Podia ser impressão minha, mas eu acho que a Clotilde tinha me achado atraente.

— Por que não toma um café comigo?

Ela sorriu satisfeita e acho que até corou.

— Claro — ela aceitou.

— Vamos sentar naquela mesa — eu apontei para uma mesa vazia.

O café foi pouco tempo, mas pelo menos descobri um pouco mais sobre a Clô, que era como os amigos a chamavam.
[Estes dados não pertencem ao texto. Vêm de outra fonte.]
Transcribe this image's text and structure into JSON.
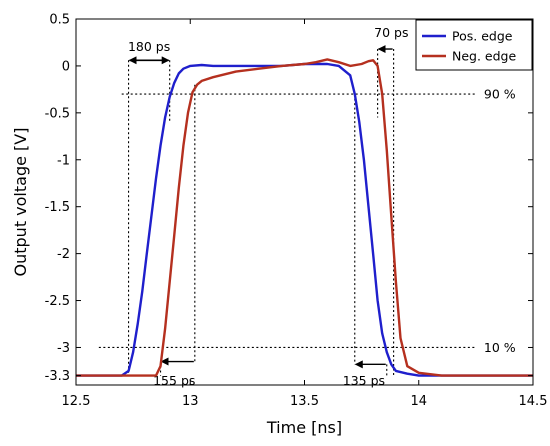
{
  "chart_data": {
    "type": "line",
    "xlabel": "Time [ns]",
    "ylabel": "Output voltage [V]",
    "xlim": [
      12.5,
      14.5
    ],
    "ylim": [
      -3.4,
      0.5
    ],
    "xticks": [
      12.5,
      13,
      13.5,
      14,
      14.5
    ],
    "xtick_labels": [
      "12.5",
      "13",
      "13.5",
      "14",
      "14.5"
    ],
    "yticks": [
      0.5,
      0,
      -0.5,
      -1,
      -1.5,
      -2,
      -2.5,
      -3,
      -3.3
    ],
    "ytick_labels": [
      "0.5",
      "0",
      "-0.5",
      "-1",
      "-1.5",
      "-2",
      "-2.5",
      "-3",
      "-3.3"
    ],
    "grid": false,
    "legend_position": "top-right",
    "series": [
      {
        "name": "Pos. edge",
        "color": "#1f1fcc",
        "x": [
          12.5,
          12.6,
          12.65,
          12.7,
          12.73,
          12.75,
          12.77,
          12.79,
          12.81,
          12.83,
          12.85,
          12.87,
          12.89,
          12.91,
          12.93,
          12.95,
          12.97,
          13.0,
          13.05,
          13.1,
          13.2,
          13.3,
          13.4,
          13.5,
          13.6,
          13.65,
          13.7,
          13.72,
          13.74,
          13.76,
          13.78,
          13.8,
          13.82,
          13.84,
          13.86,
          13.88,
          13.9,
          13.95,
          14.0,
          14.1,
          14.2,
          14.3,
          14.5
        ],
        "y": [
          -3.3,
          -3.3,
          -3.3,
          -3.3,
          -3.25,
          -3.05,
          -2.75,
          -2.4,
          -2.0,
          -1.6,
          -1.2,
          -0.85,
          -0.55,
          -0.33,
          -0.18,
          -0.08,
          -0.03,
          0.0,
          0.01,
          0.0,
          0.0,
          0.0,
          0.0,
          0.02,
          0.02,
          0.0,
          -0.1,
          -0.3,
          -0.6,
          -1.0,
          -1.5,
          -2.0,
          -2.5,
          -2.85,
          -3.05,
          -3.18,
          -3.25,
          -3.28,
          -3.3,
          -3.3,
          -3.3,
          -3.3,
          -3.3
        ]
      },
      {
        "name": "Neg. edge",
        "color": "#b5301f",
        "x": [
          12.5,
          12.6,
          12.7,
          12.8,
          12.85,
          12.87,
          12.89,
          12.91,
          12.93,
          12.95,
          12.97,
          12.99,
          13.01,
          13.03,
          13.05,
          13.1,
          13.2,
          13.3,
          13.4,
          13.5,
          13.55,
          13.6,
          13.65,
          13.7,
          13.75,
          13.78,
          13.8,
          13.82,
          13.84,
          13.86,
          13.88,
          13.9,
          13.92,
          13.95,
          14.0,
          14.1,
          14.2,
          14.3,
          14.5
        ],
        "y": [
          -3.3,
          -3.3,
          -3.3,
          -3.3,
          -3.3,
          -3.2,
          -2.8,
          -2.3,
          -1.8,
          -1.3,
          -0.85,
          -0.5,
          -0.28,
          -0.2,
          -0.16,
          -0.12,
          -0.06,
          -0.03,
          0.0,
          0.02,
          0.04,
          0.07,
          0.04,
          0.0,
          0.02,
          0.05,
          0.06,
          0.0,
          -0.3,
          -0.9,
          -1.6,
          -2.3,
          -2.9,
          -3.2,
          -3.27,
          -3.3,
          -3.3,
          -3.3,
          -3.3
        ]
      }
    ],
    "reference_lines": [
      {
        "label": "90 %",
        "y": -0.3,
        "x_start": 12.7,
        "x_end": 14.25
      },
      {
        "label": "10 %",
        "y": -3.0,
        "x_start": 12.6,
        "x_end": 14.25
      }
    ],
    "annotations": [
      {
        "text": "180 ps",
        "arrow": "double",
        "x1": 12.73,
        "x2": 12.91,
        "y": 0.06,
        "label_x": 12.82,
        "label_y": 0.2,
        "vlines": [
          {
            "x": 12.73,
            "y_from": 0.06,
            "y_to": -3.3
          },
          {
            "x": 12.91,
            "y_from": 0.06,
            "y_to": -0.6
          }
        ]
      },
      {
        "text": "70 ps",
        "arrow": "inward",
        "x1": 13.82,
        "x2": 13.89,
        "y": 0.18,
        "label_x": 13.88,
        "label_y": 0.35,
        "vlines": [
          {
            "x": 13.82,
            "y_from": 0.18,
            "y_to": -0.55
          },
          {
            "x": 13.89,
            "y_from": 0.18,
            "y_to": -3.3
          }
        ]
      },
      {
        "text": "155 ps",
        "arrow": "inward",
        "x1": 12.87,
        "x2": 13.02,
        "y": -3.15,
        "label_x": 12.93,
        "label_y": -3.36,
        "vlines": [
          {
            "x": 12.87,
            "y_from": -3.15,
            "y_to": -3.3
          },
          {
            "x": 13.02,
            "y_from": -0.2,
            "y_to": -3.15
          }
        ]
      },
      {
        "text": "135 ps",
        "arrow": "inward",
        "x1": 13.72,
        "x2": 13.86,
        "y": -3.18,
        "label_x": 13.76,
        "label_y": -3.36,
        "vlines": [
          {
            "x": 13.72,
            "y_from": -0.3,
            "y_to": -3.18
          },
          {
            "x": 13.86,
            "y_from": -3.18,
            "y_to": -3.3
          }
        ]
      }
    ]
  }
}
Ela me contou que adorava trabalhar com bebês, que era divino vê-los nascendo e que a cada parto tinha certeza que Deus existia. Eu também contei que acreditava em Deus e a minha fé era mais forte toda vez que reconhecia seus sinais. Contei, por exemplo, da minha bela adormecida, não sei se você se lembra dela, mas eu tinha certeza que ela ficaria boa, e, de verdade, ela ficou, foi só depois que ela se foi. Lembrei, intimamente, como a vida da minha bela adormecida tinha transformado a vida de Anderson e renovado a minha fé. A amizade e a afinidade com Clô foram instantâneas. Fiquei imensamente feliz por entrar mais um coração puro na minha vida.